On the one hand she has little agency, being pushed around by her evil relatives and fate (and a terrible wardrobe); and being tormented by an inability to express her love. On the other hand she is girl defined not just by her male relationship or how she appears in the male gaze but also by her own desire (to dance with abandon). Whither the Hemas of 2013? Do they exist, and if they do, do we need to see their representation on celluloid?

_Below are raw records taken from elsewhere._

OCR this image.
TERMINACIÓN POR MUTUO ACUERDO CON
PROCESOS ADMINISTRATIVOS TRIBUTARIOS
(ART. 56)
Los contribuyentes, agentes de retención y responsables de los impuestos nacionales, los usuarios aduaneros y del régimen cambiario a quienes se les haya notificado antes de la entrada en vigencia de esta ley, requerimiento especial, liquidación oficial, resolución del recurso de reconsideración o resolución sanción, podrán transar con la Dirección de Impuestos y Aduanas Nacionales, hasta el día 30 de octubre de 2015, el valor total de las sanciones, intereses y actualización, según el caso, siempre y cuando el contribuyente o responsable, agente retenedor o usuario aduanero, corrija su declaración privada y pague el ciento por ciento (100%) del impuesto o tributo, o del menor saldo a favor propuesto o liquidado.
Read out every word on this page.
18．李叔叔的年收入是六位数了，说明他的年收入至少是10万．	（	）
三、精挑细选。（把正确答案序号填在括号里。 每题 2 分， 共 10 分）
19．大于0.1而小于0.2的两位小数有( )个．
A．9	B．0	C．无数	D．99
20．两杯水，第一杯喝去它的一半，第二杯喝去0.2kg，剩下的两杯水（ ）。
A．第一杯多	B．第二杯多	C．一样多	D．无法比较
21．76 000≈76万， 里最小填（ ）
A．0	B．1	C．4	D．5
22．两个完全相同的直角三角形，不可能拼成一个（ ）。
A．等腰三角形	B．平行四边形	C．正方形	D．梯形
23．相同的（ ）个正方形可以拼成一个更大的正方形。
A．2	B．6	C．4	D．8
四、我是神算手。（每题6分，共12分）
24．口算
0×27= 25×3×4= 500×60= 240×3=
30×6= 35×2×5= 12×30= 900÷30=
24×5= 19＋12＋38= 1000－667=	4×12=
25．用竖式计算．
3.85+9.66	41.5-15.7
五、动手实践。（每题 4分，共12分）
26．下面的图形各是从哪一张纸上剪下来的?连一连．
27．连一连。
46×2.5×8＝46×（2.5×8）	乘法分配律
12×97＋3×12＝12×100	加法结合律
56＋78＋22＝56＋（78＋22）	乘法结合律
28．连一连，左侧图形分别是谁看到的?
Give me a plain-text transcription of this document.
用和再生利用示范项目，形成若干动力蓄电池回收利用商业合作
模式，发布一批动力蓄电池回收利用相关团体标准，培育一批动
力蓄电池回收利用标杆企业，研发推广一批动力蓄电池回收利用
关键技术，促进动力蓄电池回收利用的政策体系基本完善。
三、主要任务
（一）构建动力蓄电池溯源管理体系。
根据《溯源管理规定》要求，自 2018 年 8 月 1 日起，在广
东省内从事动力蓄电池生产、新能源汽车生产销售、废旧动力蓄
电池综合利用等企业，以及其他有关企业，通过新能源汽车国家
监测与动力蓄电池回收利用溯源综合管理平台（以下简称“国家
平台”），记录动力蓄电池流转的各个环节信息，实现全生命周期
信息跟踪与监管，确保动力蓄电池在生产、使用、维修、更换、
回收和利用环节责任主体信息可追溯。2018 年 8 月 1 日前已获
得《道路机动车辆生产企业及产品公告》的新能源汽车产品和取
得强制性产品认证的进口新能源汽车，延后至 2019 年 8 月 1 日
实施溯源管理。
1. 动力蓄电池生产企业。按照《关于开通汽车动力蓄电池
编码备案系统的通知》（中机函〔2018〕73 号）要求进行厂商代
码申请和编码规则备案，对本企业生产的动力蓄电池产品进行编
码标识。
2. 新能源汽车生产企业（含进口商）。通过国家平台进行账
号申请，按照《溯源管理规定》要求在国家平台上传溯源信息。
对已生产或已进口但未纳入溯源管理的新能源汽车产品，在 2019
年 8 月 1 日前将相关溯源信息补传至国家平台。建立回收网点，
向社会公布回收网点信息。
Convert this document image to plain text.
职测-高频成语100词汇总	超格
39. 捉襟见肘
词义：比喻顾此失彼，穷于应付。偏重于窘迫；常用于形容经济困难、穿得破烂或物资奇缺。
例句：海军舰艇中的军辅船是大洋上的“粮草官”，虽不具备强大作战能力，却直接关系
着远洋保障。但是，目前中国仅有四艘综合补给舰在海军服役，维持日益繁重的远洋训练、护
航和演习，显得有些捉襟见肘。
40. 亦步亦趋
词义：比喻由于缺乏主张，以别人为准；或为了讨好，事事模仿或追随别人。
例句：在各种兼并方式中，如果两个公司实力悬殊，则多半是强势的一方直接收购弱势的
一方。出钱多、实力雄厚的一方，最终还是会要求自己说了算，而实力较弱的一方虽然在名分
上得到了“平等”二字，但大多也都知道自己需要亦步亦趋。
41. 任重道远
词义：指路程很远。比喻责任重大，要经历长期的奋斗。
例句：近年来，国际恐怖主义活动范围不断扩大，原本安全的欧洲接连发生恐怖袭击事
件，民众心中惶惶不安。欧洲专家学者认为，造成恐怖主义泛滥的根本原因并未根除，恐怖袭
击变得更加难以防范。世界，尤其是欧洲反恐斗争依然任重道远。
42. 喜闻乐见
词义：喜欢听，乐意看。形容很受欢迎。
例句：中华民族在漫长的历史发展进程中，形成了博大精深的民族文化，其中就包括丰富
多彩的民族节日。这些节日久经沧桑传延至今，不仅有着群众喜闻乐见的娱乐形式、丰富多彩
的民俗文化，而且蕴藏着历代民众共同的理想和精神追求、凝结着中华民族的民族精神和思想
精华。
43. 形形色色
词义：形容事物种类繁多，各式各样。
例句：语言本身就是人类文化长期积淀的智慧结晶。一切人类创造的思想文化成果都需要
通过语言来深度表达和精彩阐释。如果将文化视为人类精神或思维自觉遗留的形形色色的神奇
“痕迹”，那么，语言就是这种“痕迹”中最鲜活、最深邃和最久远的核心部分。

But I digress. On to the task at hand.
The song itself is a ear worm. It’s not one of those songs you think of often but once I listened to it for this column I couldn’t stop humming it. Like almost anyway halfway decent song from that time it has been subject to its own unfortunate remix. This monstrosity (Sorry).And even though the movie was meant to be a launch vehicle for Jaya Pradha, the song is now most remembered for Rishi’s fervent dafli banging, a moment he recreated in Student of the Year (start at 3:30). It’s perfectly pleasant (if a bit typical), and the only rather distinct feature to the music is the beats of the ‘dafli’. The distinct “big band” sound of Lakshmikant Pyarelal with dozens of instrumentalists may have lost favour to a more streamlined synthesized music in the later years but it’s charms can’t be understated. 1980 was also the year we lost Mohd. Rafi and that perhaps gives his one verse in the song a poignant air, though few would mention this song their his Rafi Top 20 (or 50)

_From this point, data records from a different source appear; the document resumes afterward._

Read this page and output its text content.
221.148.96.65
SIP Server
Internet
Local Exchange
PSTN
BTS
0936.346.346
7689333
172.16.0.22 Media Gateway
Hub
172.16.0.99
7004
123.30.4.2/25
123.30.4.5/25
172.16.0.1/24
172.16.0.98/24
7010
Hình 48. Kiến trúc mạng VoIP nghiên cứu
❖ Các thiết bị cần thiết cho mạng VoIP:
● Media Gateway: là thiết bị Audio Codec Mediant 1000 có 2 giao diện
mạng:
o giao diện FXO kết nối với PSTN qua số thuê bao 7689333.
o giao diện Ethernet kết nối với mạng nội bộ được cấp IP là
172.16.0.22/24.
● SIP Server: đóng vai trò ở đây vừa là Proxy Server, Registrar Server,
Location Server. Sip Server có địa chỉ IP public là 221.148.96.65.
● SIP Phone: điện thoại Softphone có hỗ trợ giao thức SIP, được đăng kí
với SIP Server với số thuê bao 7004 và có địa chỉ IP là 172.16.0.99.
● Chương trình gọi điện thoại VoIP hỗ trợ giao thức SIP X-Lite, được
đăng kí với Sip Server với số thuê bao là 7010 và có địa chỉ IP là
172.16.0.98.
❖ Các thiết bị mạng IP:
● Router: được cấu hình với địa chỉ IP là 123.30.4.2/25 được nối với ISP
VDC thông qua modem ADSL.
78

The fashion: Jaya Pradha could potentially wear a similar white sari (except with sequins) and the blue bangles and get away with it today provided the blouse was a teensy bit smaller and her hair updo didn’t scream “80s”. I can’t fault her jewellery though and would buy those earrings for myself if I could find them. Rishi’s kurta though is out of favour now and I am trying hard to think of a recent hindi film with a hero in a kurta (unless it’s in a designer “Mahi Vey” wedding celebration). Also interesting is the large red bindi on Jaya Pradha’s face, a fashion code now used to represent that a movie’s story is set in bygone times or that the heroine is a Bengali.
The picturization: Brindavan Gardens instead of an exotic foreign locale (Definitely not the 90’s or early aughts then)!! No background dancers (Definitely not the later 80’s or the 90’s again) !! The hero and heroine actually lip syncing the whole song instead of it playing to a montage of many lovey dovey moments (Definitely pre-Farhan Akhtar’s cinema then) !! The song wears it era signifiers proudly. Sargam was one of a spate of Telugu remakes at that time, a practise that was largely forgotten for the last 20 years before seeing a recent resurgence. .
Jaya Prada , along with Sridevi, was almost the last big crossover actress from Southern to Northern cinema. Unfortunately today a lot of regional cinema also subscribes to the “urban looking North Indian girl” ideas of beauty and that trend looks unlikely to change, making it more difficult for someone who looked as distinct (yet beautiful) as her to become a prominent actress.
It is easy to eulogise the past as being more ‘pristine’ and ‘simpler’ . Or to look back upon it with a hipster sneer that 20 years of revisionism provides. It would be unfair to use either of those approaches when listening to this song though.
It is exactly what it is- a moment of time, neither brilliant nor terrible. Binaca Geet Mala’s top song of 1980 is little more than a reminder of a time that was- imperfect as it may have been.